There isn't so much of a gray area when it comes to shut down/ continue a project based on personal connection to the project as there is a gray area as to see how long the project can go for based on the projected risks. The whole point of risk management is to minimize risk and maximize benefits; however, risk is subjective depending on the situation and who calls the shots based on the risks. If there is high risk of a product failure, such as an implant not being able to take the load or can break easily if there is too much pressure applied after testing is done, then these findings will have to be presented to management and re design accordingly. If the project is too risky even after prototyping and doing clinical studies, it shows that there may not have been much thought going into the project during the planning/ initiation phase to begin with, and it may have to be cut.
In the lecture slides this week, we learned about all things risk management. Starting in the planning phase, a part of DDP is to do risk analysis to determine the probability some undesired consequence will occur in order to decide whether or not to do a project. Risk Management looks at all areas of a project, and specifically how something can fail, the severity of the consequences, and the probability of occurrence. All of this is handled by the "Risk Management Team." The risk management team is apparently often comprised of the same people who are on the project team. My question stems from the seeming lack of rigid guidelines based on risk. There is obviously a grey area on when to shut down or continue a project with assessed risk, but when the project leader / risk team leader has a personal connection to the project, are there times where this grey area is stretched much farther than it should be in order to keep going with a risky project? And what happens to those projects?
I find this to be a very great question. It is very important for project managers to have a high interest in the project they are working on. No department or tasks should be more important than the other. At the same time, the overall goal is to make the best decisions for both the project and stakeholders involved.
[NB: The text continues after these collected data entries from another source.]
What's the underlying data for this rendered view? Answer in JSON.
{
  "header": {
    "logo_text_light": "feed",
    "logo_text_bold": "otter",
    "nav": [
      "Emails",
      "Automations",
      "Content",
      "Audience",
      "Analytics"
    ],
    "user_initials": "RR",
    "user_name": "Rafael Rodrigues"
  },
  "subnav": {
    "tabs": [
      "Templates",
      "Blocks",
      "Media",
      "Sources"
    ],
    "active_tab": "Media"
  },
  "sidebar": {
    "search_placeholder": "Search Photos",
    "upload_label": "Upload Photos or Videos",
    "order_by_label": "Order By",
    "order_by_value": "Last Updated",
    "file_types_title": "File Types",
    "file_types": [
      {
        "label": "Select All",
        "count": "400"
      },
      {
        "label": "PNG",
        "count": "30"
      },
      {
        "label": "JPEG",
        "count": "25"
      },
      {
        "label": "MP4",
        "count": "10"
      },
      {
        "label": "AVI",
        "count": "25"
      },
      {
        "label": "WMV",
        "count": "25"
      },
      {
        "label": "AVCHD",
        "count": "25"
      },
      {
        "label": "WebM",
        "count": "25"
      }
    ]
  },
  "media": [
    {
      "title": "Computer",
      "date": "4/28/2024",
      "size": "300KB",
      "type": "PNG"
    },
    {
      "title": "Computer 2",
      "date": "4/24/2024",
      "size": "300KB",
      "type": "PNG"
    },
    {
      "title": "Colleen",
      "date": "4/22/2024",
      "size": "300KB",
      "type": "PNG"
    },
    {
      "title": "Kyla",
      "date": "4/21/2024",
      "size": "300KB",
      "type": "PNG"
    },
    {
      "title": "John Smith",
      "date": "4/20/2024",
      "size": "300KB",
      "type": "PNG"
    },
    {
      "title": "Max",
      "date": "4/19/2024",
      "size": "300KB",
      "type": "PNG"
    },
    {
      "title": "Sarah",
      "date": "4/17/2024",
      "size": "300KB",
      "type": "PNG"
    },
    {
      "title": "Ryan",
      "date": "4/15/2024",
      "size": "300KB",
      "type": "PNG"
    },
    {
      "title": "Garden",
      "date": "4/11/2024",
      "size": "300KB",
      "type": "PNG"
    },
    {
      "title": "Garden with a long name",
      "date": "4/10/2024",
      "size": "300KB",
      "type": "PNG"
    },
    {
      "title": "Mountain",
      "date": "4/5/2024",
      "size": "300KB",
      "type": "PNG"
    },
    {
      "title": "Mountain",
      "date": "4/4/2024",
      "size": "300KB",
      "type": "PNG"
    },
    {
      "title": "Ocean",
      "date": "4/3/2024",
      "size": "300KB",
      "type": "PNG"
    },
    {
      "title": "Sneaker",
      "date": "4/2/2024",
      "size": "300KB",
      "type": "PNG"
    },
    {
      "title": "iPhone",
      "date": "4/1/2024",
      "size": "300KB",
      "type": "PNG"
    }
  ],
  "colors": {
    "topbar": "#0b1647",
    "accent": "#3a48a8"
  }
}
Although one may have extreme faith that a project will succeed due to lack of finances, unsuccessful trials, lack of communication, or even not being able to meet deadlines, they need to realize when to end a project for the sake of long term consequences. On the bright side, if a project does fail, it is easy to review the factors that contributed to the downfall of the project and develop a new plan. For a project manager who has a personal connection with a project, redoing a project will not be easy in anyway possible, but if they have such faith, they will have to find the patience and courage to finish what they started.
By implementing a risk management plan and considering the various potential risks or events before they occur. This ability to understand and control risk enables organizations to be more confident in their business decisions. Furthermore, strong corporate governance principles that focus specifically on risk management can help a company reach their goals.